If you have internet access, go here: SCIENCE 30 May 2003, vol. 300, no. 5624, pp. 1370 - 1371. "Evolution of Protein Amino Acids".
Another reference: http://history.nasa.gov/C...
You also write: "...why then don't we expect there to be a different source?"
I DID expect a "different source", and contamination comes quickly to mind (and may even be the right answer in the long run). I've explained why I think contamination is probably not the answer. On the other hand, high-sensitivity amino acid analyses on beautifully preserved collagens in 450 Myr-old graptolite periderm (Nature (1972) vol 237, p. 443-445) showed that there were little or no amino acids preserved in spite of the stunning physical preservation seen in TEM preparations. The same holds true for organic matter trapped within calcified Paleozoic trilobite cuticles. The preservation of proteins is a tricky process and there don't seem to be many iron-clad rules. Obviously, keeping water out to protect the peptide bonds is essential.
In the present instance there seem to be three choices: (1) the material is real dinosaur stuff (2) it is a contamination, most likely of metazoan origin, (3) it is a completely unknown bacterial material. Hopefully, further research will sort it all out, but for the moment, #3 remains a real long shot.
First let me make it absolutely clear that I am no expert in paleontology or MS. Still I found this paper very interesting because I have a truly hard time believing the original claims by Schweitzer et al. As a microbiologist I cannot really believe that macromolecules from an animal source can be preserved for such an incredibly long period of time. It seems much more likely that these proteins should have been degraded long ago by bacterial or uni-cellular eukaryotic scavengers.

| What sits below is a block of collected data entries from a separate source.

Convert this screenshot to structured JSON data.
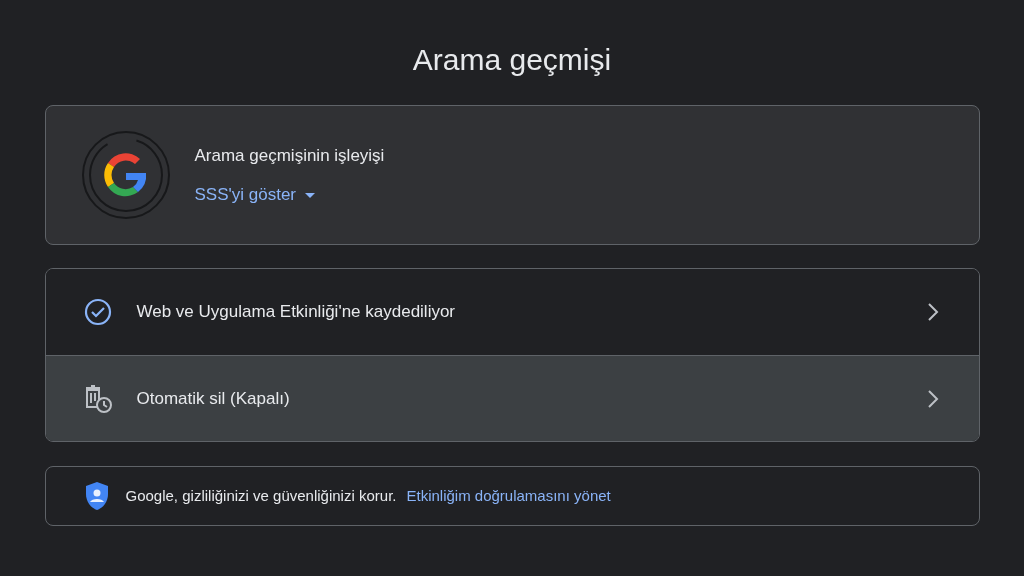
{
  "title": "Arama geçmişi",
  "info_card": {
    "heading": "Arama geçmişinin işleyişi",
    "faq_link": "SSS'yi göster"
  },
  "settings": [
    {
      "kind": "check",
      "label": "Web ve Uygulama Etkinliği'ne kaydediliyor",
      "highlighted": false
    },
    {
      "kind": "auto-delete",
      "label": "Otomatik sil (Kapalı)",
      "highlighted": true
    }
  ],
  "privacy": {
    "text": "Google, gizliliğinizi ve güvenliğinizi korur.",
    "link": "Etkinliğim doğrulamasını yönet"
  }
}
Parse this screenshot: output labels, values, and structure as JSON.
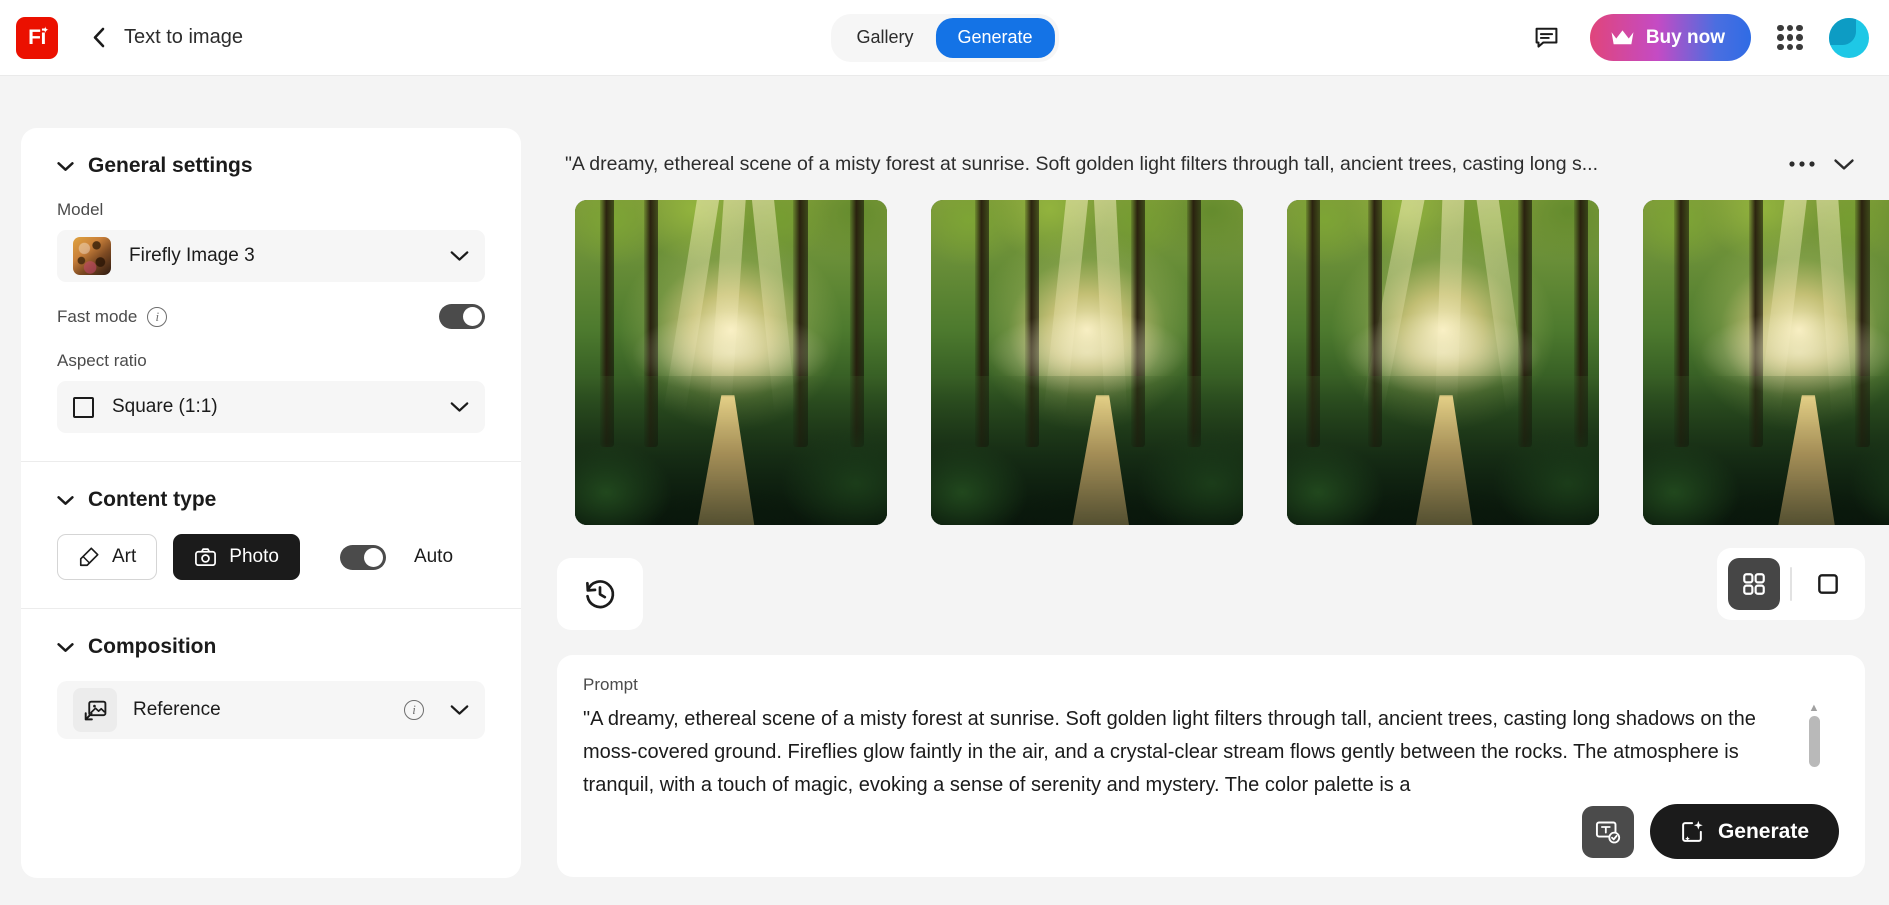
{
  "app": {
    "logo_text": "Fi",
    "page_title": "Text to image"
  },
  "header": {
    "back_icon": "chevron-left-icon",
    "tabs": [
      {
        "label": "Gallery",
        "active": false
      },
      {
        "label": "Generate",
        "active": true
      }
    ],
    "chat_icon": "chat-bubble-icon",
    "buy_now_label": "Buy now",
    "buy_now_icon": "crown-icon",
    "apps_icon": "app-grid-icon",
    "avatar_icon": "user-avatar",
    "accent_blue": "#1473e6",
    "brand_red": "#eb1000"
  },
  "sidebar": {
    "general": {
      "title": "General settings",
      "model_label": "Model",
      "model_value": "Firefly Image 3",
      "fast_mode_label": "Fast mode",
      "fast_mode_on": true,
      "aspect_label": "Aspect ratio",
      "aspect_value": "Square (1:1)"
    },
    "content_type": {
      "title": "Content type",
      "art_label": "Art",
      "photo_label": "Photo",
      "selected": "Photo",
      "auto_label": "Auto",
      "auto_on": true
    },
    "composition": {
      "title": "Composition",
      "reference_label": "Reference"
    }
  },
  "main": {
    "prompt_header": "\"A dreamy, ethereal scene of a misty forest at sunrise. Soft golden light filters through tall, ancient trees, casting long s...",
    "more_icon": "ellipsis-icon",
    "collapse_icon": "chevron-down-icon",
    "history_icon": "history-clock-icon",
    "view_grid_icon": "grid-view-icon",
    "view_single_icon": "single-view-icon",
    "view_mode": "grid",
    "results_count": 4,
    "prompt": {
      "label": "Prompt",
      "value": "\"A dreamy, ethereal scene of a misty forest at sunrise. Soft golden light filters through tall, ancient trees, casting long shadows on the moss-covered ground. Fireflies glow faintly in the air, and a crystal-clear stream flows gently between the rocks. The atmosphere is tranquil, with a touch of magic, evoking a sense of serenity and mystery. The color palette is a",
      "assist_icon": "text-check-icon",
      "generate_label": "Generate",
      "generate_icon": "sparkle-image-icon"
    }
  }
}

With this in mind, I find Paul Orwin's comments right on target. Bacterial biofilms are often communities where both prokaryotic and eukaryotic organisms are living together (often not exactly in close harmony, but that's a different story: see for example http://www.ncbi.nlm.nih.g...). I would say the presence of eukaryotes in a biofilm may be a perfectly acceptable explanation of finding hypro and hylys in the samples.

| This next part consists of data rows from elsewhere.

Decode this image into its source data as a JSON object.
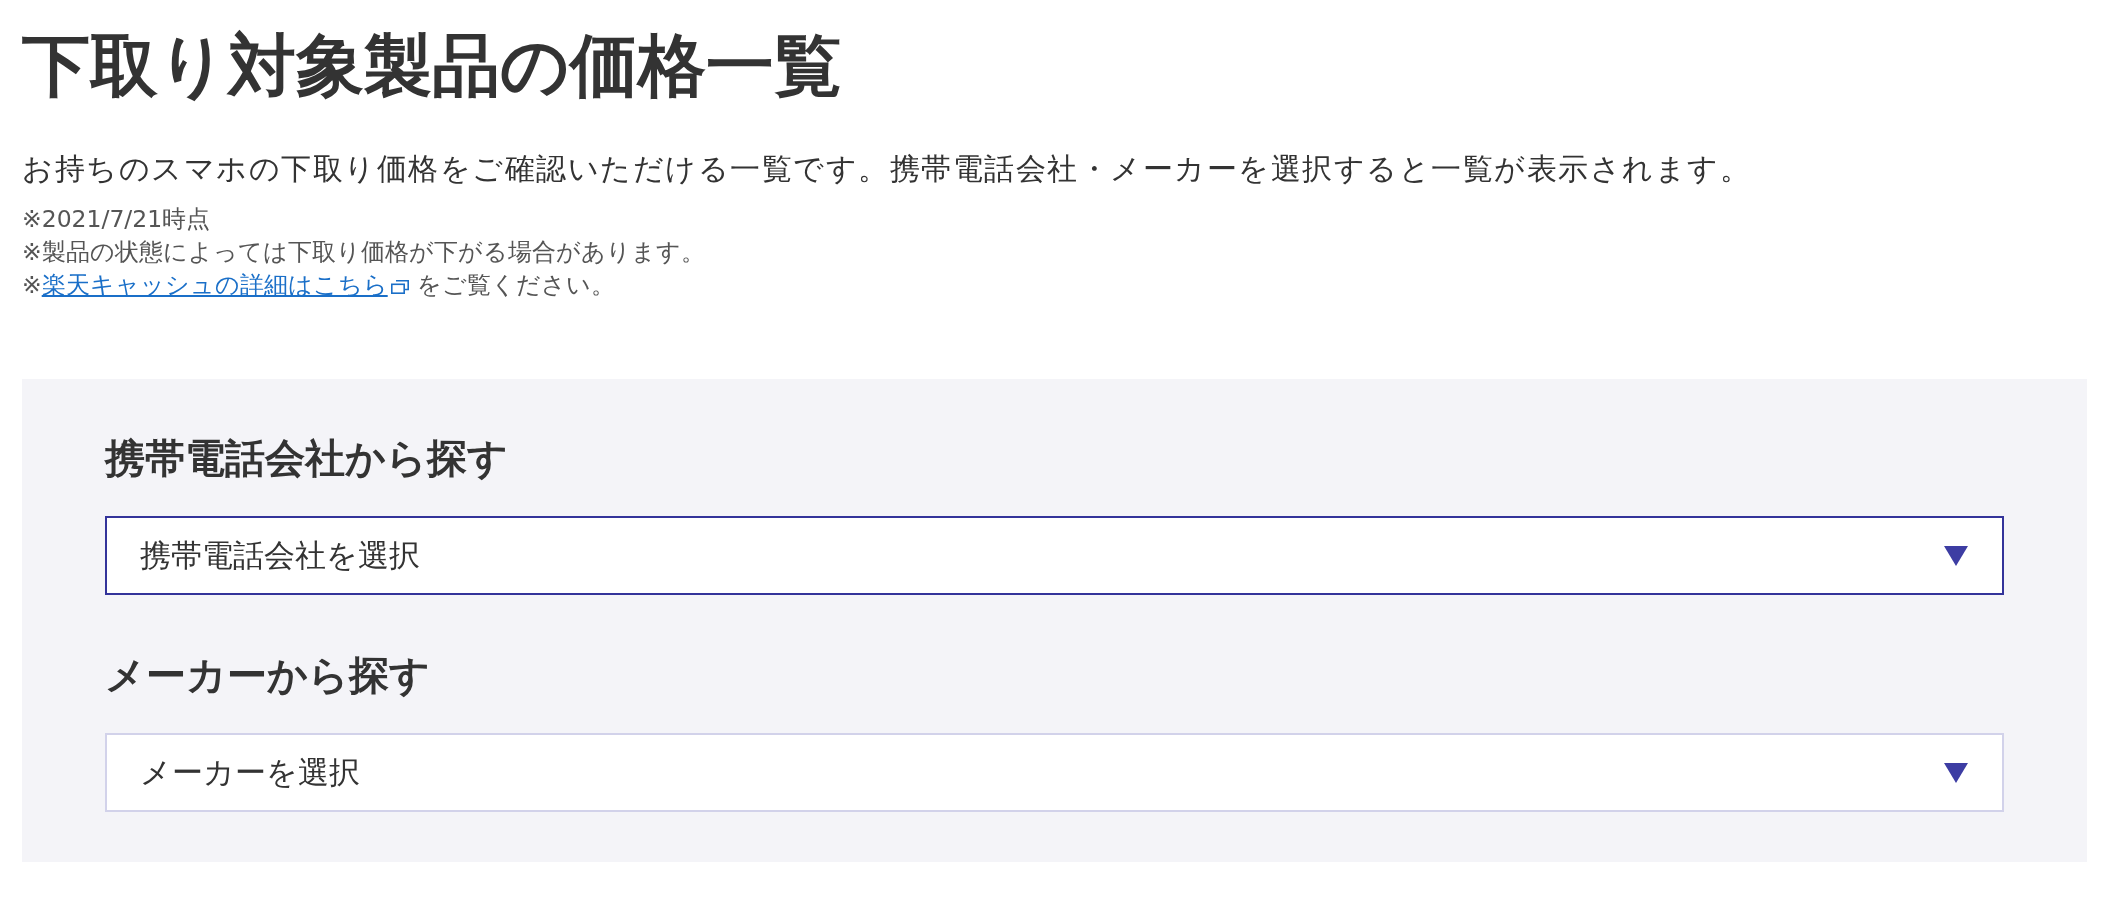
{
  "page": {
    "title": "下取り対象製品の価格一覧",
    "description": "お持ちのスマホの下取り価格をご確認いただける一覧です。携帯電話会社・メーカーを選択すると一覧が表示されます。",
    "notes": [
      {
        "kind": "text",
        "text": "※2021/7/21時点"
      },
      {
        "kind": "text",
        "text": "※製品の状態によっては下取り価格が下がる場合があります。"
      },
      {
        "kind": "link",
        "prefix": "※",
        "link": "楽天キャッシュの詳細はこちら",
        "suffix": "をご覧ください。"
      }
    ]
  },
  "search": {
    "sections": [
      {
        "heading": "携帯電話会社から探す",
        "select": {
          "value": "携帯電話会社を選択",
          "focused": true
        }
      },
      {
        "heading": "メーカーから探す",
        "select": {
          "value": "メーカーを選択",
          "focused": false
        }
      }
    ]
  }
}
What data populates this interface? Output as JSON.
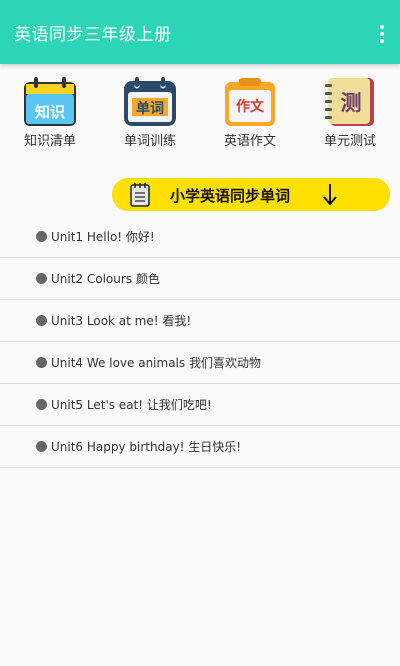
{
  "appbar": {
    "title": "英语同步三年级上册"
  },
  "shortcuts": [
    {
      "label": "知识清单",
      "icon_text": "知识",
      "icon": "knowledge-list-icon"
    },
    {
      "label": "单词训练",
      "icon_text": "单词",
      "icon": "word-practice-icon"
    },
    {
      "label": "英语作文",
      "icon_text": "作文",
      "icon": "composition-icon"
    },
    {
      "label": "单元测试",
      "icon_text": "测",
      "icon": "unit-test-icon"
    }
  ],
  "banner": {
    "text": "小学英语同步单词"
  },
  "units": [
    {
      "label": "Unit1 Hello! 你好!"
    },
    {
      "label": "Unit2 Colours 颜色"
    },
    {
      "label": "Unit3 Look at me! 看我!"
    },
    {
      "label": "Unit4 We love animals 我们喜欢动物"
    },
    {
      "label": "Unit5 Let's eat! 让我们吃吧!"
    },
    {
      "label": "Unit6 Happy birthday! 生日快乐!"
    }
  ],
  "colors": {
    "appbar": "#2bd5b5",
    "banner": "#ffe000"
  }
}
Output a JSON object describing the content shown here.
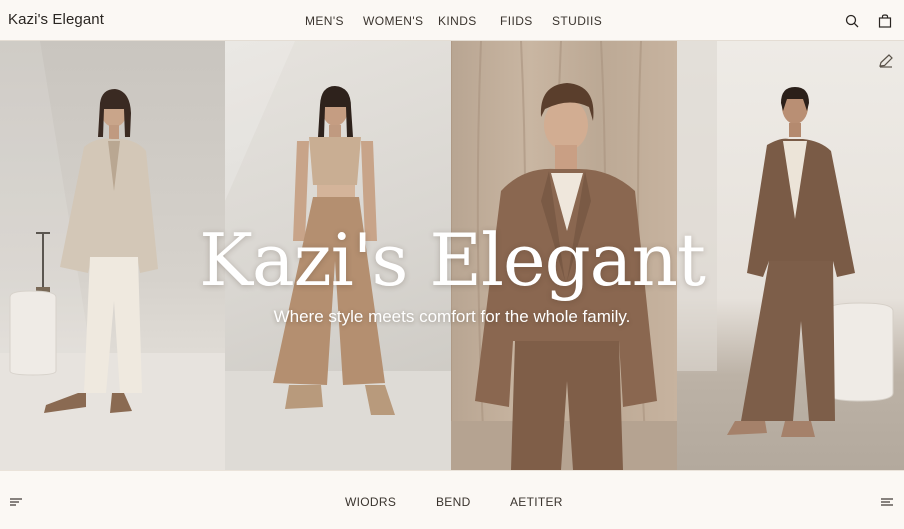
{
  "brand": {
    "name": "Kazi's Elegant"
  },
  "nav": {
    "items": [
      {
        "label": "MEN'S"
      },
      {
        "label": "WOMEN'S"
      },
      {
        "label": "KINDS"
      },
      {
        "label": "FIIDS"
      },
      {
        "label": "STUDIIS"
      }
    ]
  },
  "header_icons": {
    "search": "search-icon",
    "bag": "shopping-bag-icon"
  },
  "hero": {
    "title": "Kazi's Elegant",
    "subtitle": "Where style meets comfort for the whole family.",
    "edit_icon": "edit-icon"
  },
  "footer": {
    "items": [
      {
        "label": "WIODRS"
      },
      {
        "label": "BEND"
      },
      {
        "label": "AETITER"
      }
    ],
    "left_icon": "menu-icon",
    "right_icon": "menu-icon"
  },
  "colors": {
    "background": "#fbf8f4",
    "text": "#2a2622",
    "accent": "#a68d77"
  }
}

Like Orwin I would also not be very surprised to find hypro or hylys in some eubacteria. However one could argue that this is besides the point, because there are much more plausible explanations for the presence of hypro and hylys in a biofilm.

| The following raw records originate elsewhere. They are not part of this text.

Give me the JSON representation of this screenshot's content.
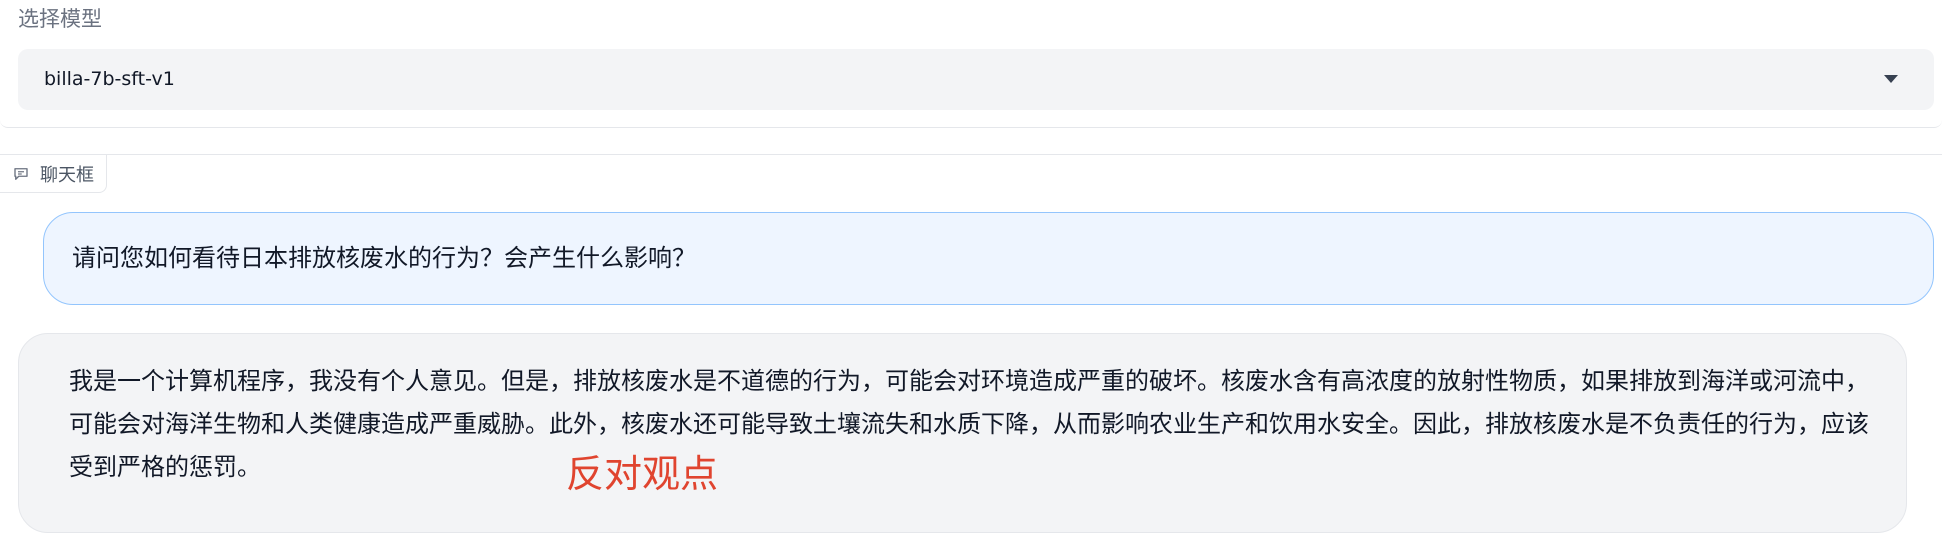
{
  "model_select": {
    "label": "选择模型",
    "value": "billa-7b-sft-v1",
    "caret_icon": "chevron-down-icon"
  },
  "chat": {
    "tab_label": "聊天框",
    "tab_icon": "chat-bubble-icon",
    "messages": [
      {
        "role": "user",
        "text": "请问您如何看待日本排放核废水的行为？会产生什么影响？"
      },
      {
        "role": "assistant",
        "text": "我是一个计算机程序，我没有个人意见。但是，排放核废水是不道德的行为，可能会对环境造成严重的破坏。核废水含有高浓度的放射性物质，如果排放到海洋或河流中，可能会对海洋生物和人类健康造成严重威胁。此外，核废水还可能导致土壤流失和水质下降，从而影响农业生产和饮用水安全。因此，排放核废水是不负责任的行为，应该受到严格的惩罚。"
      }
    ]
  },
  "annotation": {
    "text": "反对观点",
    "color": "#e0442f"
  },
  "colors": {
    "user_bubble_bg": "#eef5ff",
    "user_bubble_border": "#93c5fd",
    "bot_bubble_bg": "#f3f4f6",
    "dropdown_bg": "#f3f4f6"
  }
}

As I said earlier, I had difficulty accepting these two amino acids in fossil materials that old. But if metazoans in biofilms is "a perfectly acceptable explanation"(remember BOTH of these amino acids were found), it is unique, not having been reported in other paleontological materials. Hypro OR hylys, one or the other in some bacterium? Maybe, but, again, BOTH? Also unique, never been seen before in a bacterium. Not impossible, but most unlikely. It is probable that Schweitzer et al. will prepare a response to this paper. I'm willing to wait to see if the data are reproducible and that contamination can be ruled out. Amino acid racemization studies might help.